HORAS DE ANGUSTIA EN EL RÍO
Publicado en
octubre 17, 2016
Drama de la vida real.
Aquella negra noche, en un tramo de la carretera, solitaria y cubierta de hielo, el auto en que viajaba la joven familia volcó y se precipitó en aguas glaciales.
Por Joseph Blank.
LA JOVEN sentía que los pulmones le estallaban por falta de aire mientras, con esfuerzos desesperados, trataba de escurrirse por la estrecha abertura de 30 cm. de la ventanilla del automóvil volcado. Ya fuera del vehículo, comprobó que el agua le llegaba al cuello. La temperatura del aire era de 20° C. bajo cero, y el viento, que soplaba a unos 60 k.p.h., le azotaba cruelmente el rostro. Sobre la superficie del agua asomaban a medias las ruedas y unos cuantos centímetros del chasis del automóvil. Y eso era todo.
Respirando con dificultad podía oír los gritos de sus hijos, atrapados aún en el interior del vehículo, pero Ben, su marido, no daba señales de vida. La señora se dijo: Tengo que volver a zambullirme, y ayudarlos a salir por la ventanilla.
Se sumergió y empezó a tantear en busca de la ventanilla contigua al volante, por la que ella había logrado salir. ¡La encontró cerrada! Presa de la desesperación, se zambulló varias veces, buscando la que estaba abierta.

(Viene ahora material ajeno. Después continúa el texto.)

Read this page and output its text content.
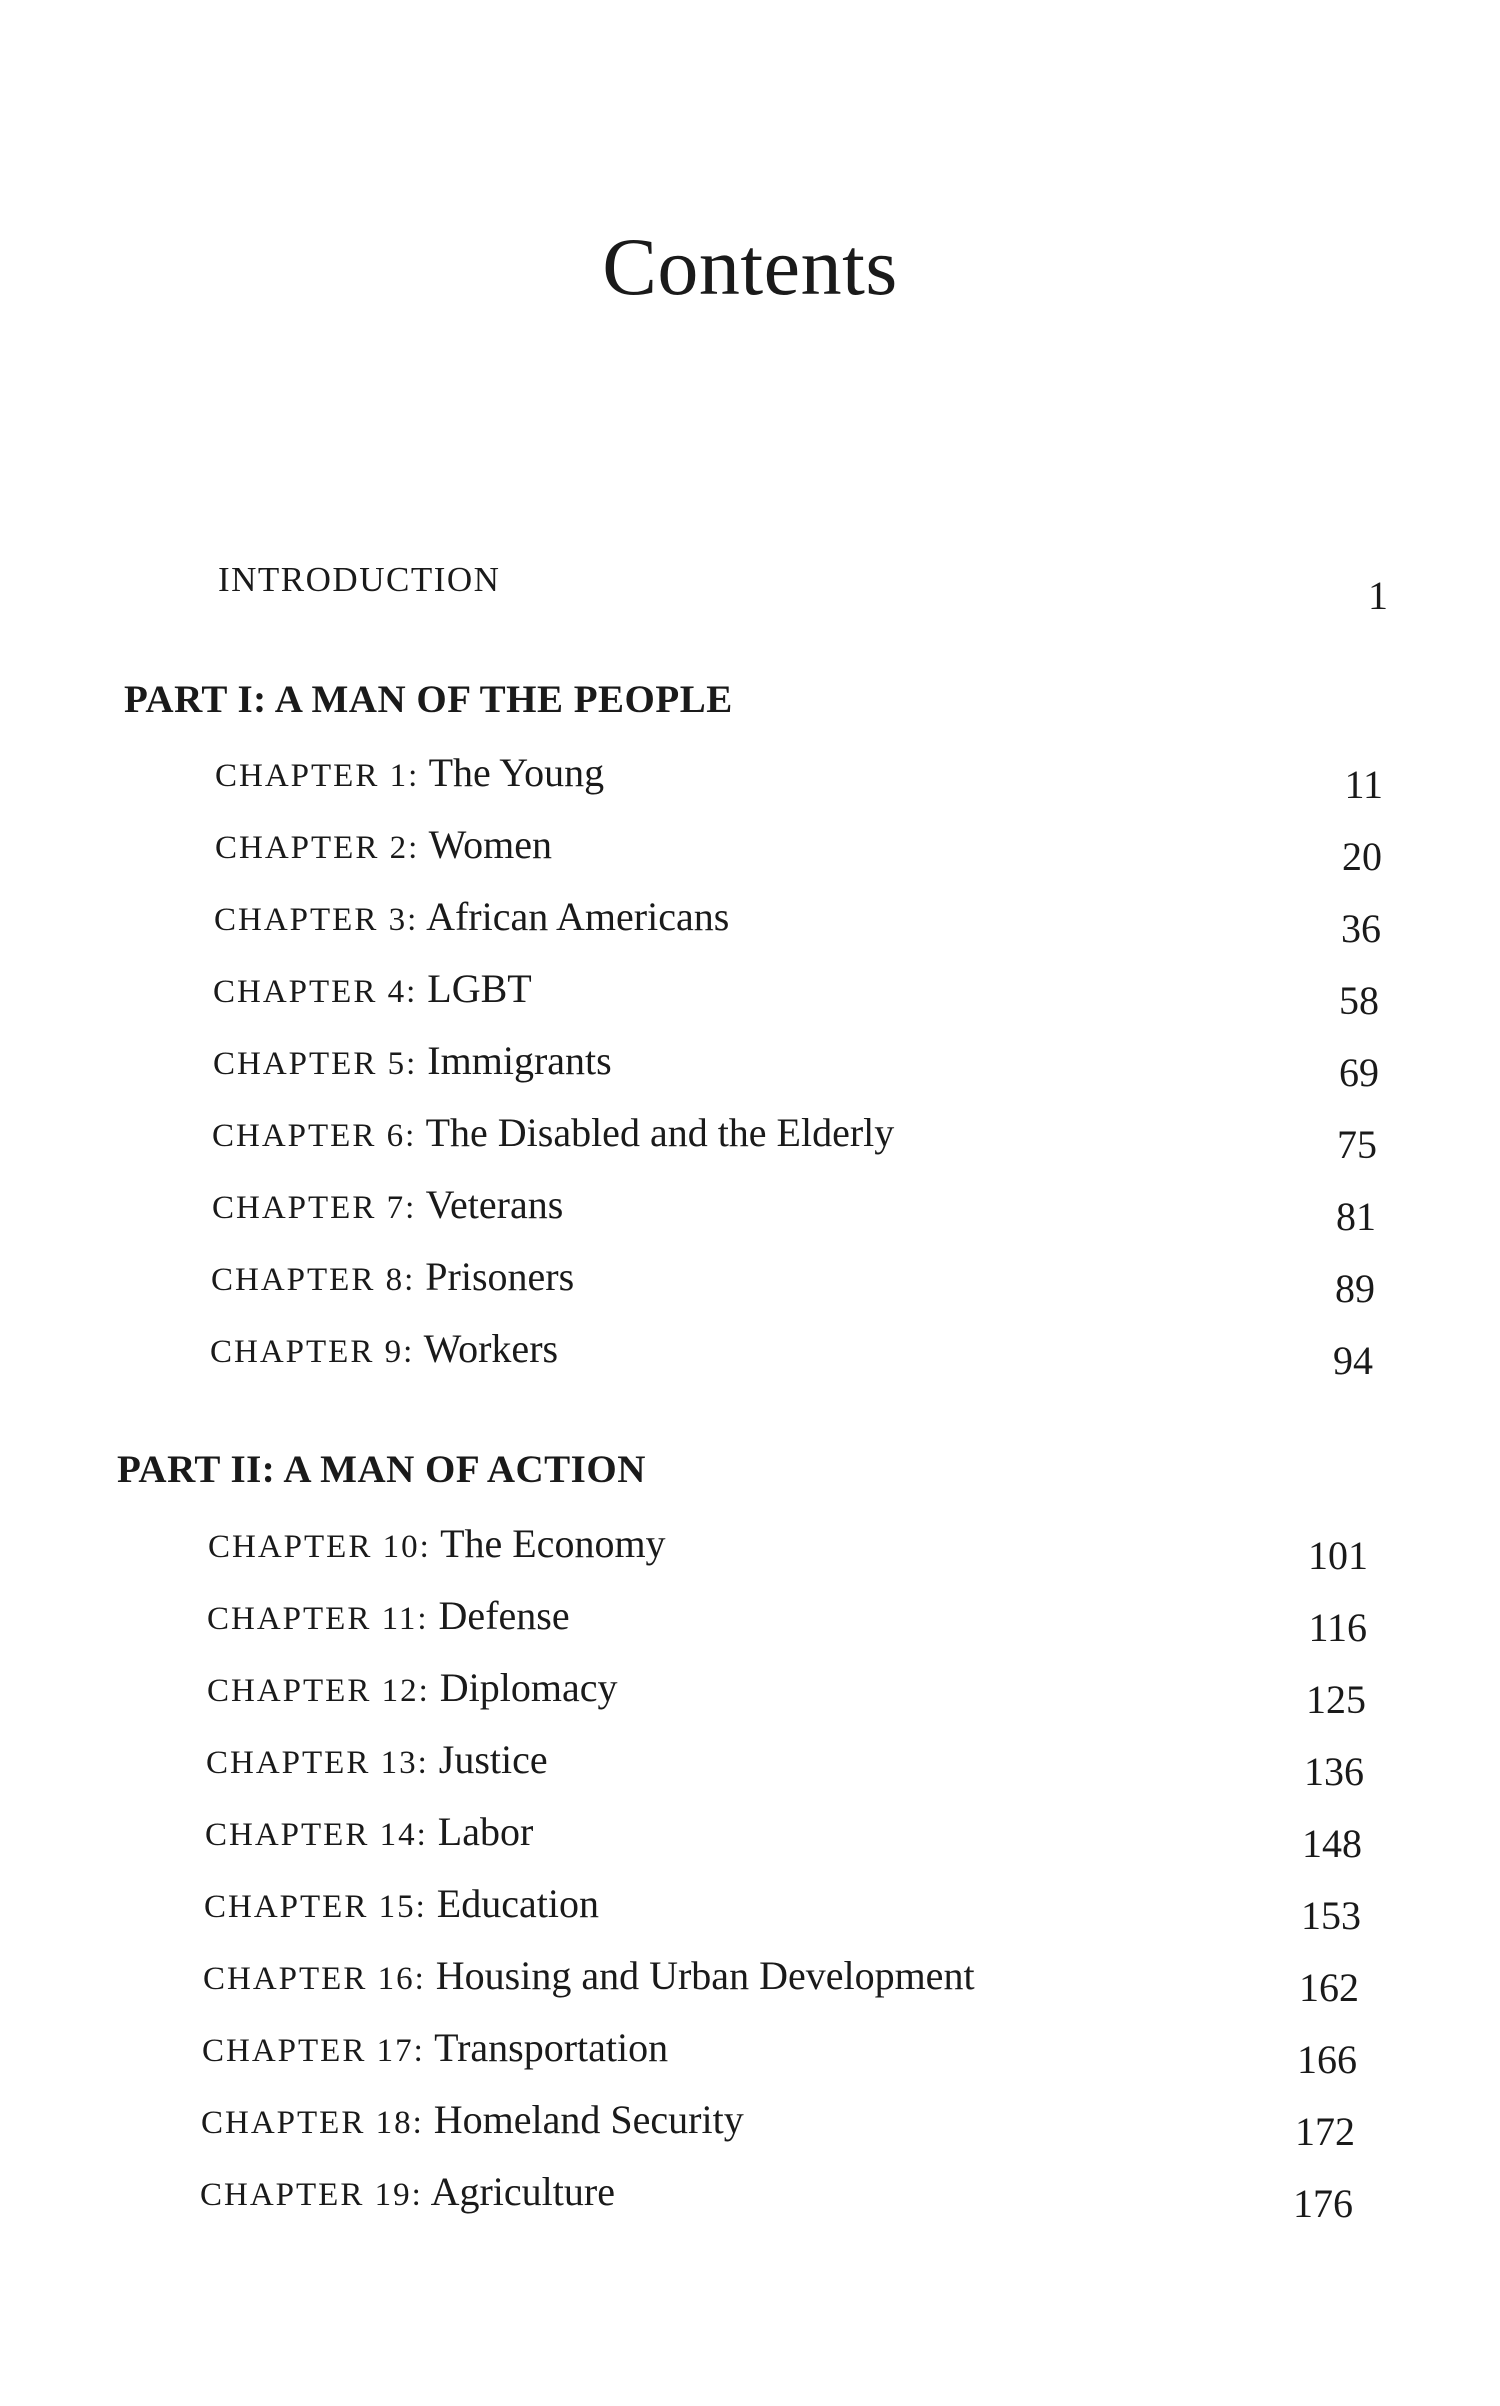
Contents
INTRODUCTION	1
PART I: A MAN OF THE PEOPLE
CHAPTER 1: The Young	11
CHAPTER 2: Women	20
CHAPTER 3: African Americans	36
CHAPTER 4: LGBT	58
CHAPTER 5: Immigrants	69
CHAPTER 6: The Disabled and the Elderly	75
CHAPTER 7: Veterans	81
CHAPTER 8: Prisoners	89
CHAPTER 9: Workers	94
PART II: A MAN OF ACTION
CHAPTER 10: The Economy	101
CHAPTER 11: Defense	116
CHAPTER 12: Diplomacy	125
CHAPTER 13: Justice	136
CHAPTER 14: Labor	148
CHAPTER 15: Education	153
CHAPTER 16: Housing and Urban Development	162
CHAPTER 17: Transportation	166
CHAPTER 18: Homeland Security	172
CHAPTER 19: Agriculture	176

No se le ocurría que la corriente la había arrastrado río abajo y lo que palpaba era la ventanilla trasera y no la del conductor.
De pronto advirtió que los niños habían dejado de gritar. Aterida, confusa, se quedó inmóvil en el agua, que le calaba hasta los huesos, atenta al silencio que la rodeaba y sintiendo que el frío le helaba el rostro. Estaba sola. ¡Dios mío, no quiero seguir aquí tan sola! ¡Quiero estar con los míos! Pero es necesario hacer algo. Es preciso que alguien se entere de lo que pasa.
Anduvo alrededor del auto y se encaramó trabajosamente por la ribera de tres metros de altura, hasta topar con una cerca de alambre de púas. Se deslizó por debajo de ella, y entonces vio que se hallaba en la orilla opuesta a la carretera. Volvió a meterse bajo la cerca y ya descendía por la ribera cuando se torció el tobillo y cayó al suelo.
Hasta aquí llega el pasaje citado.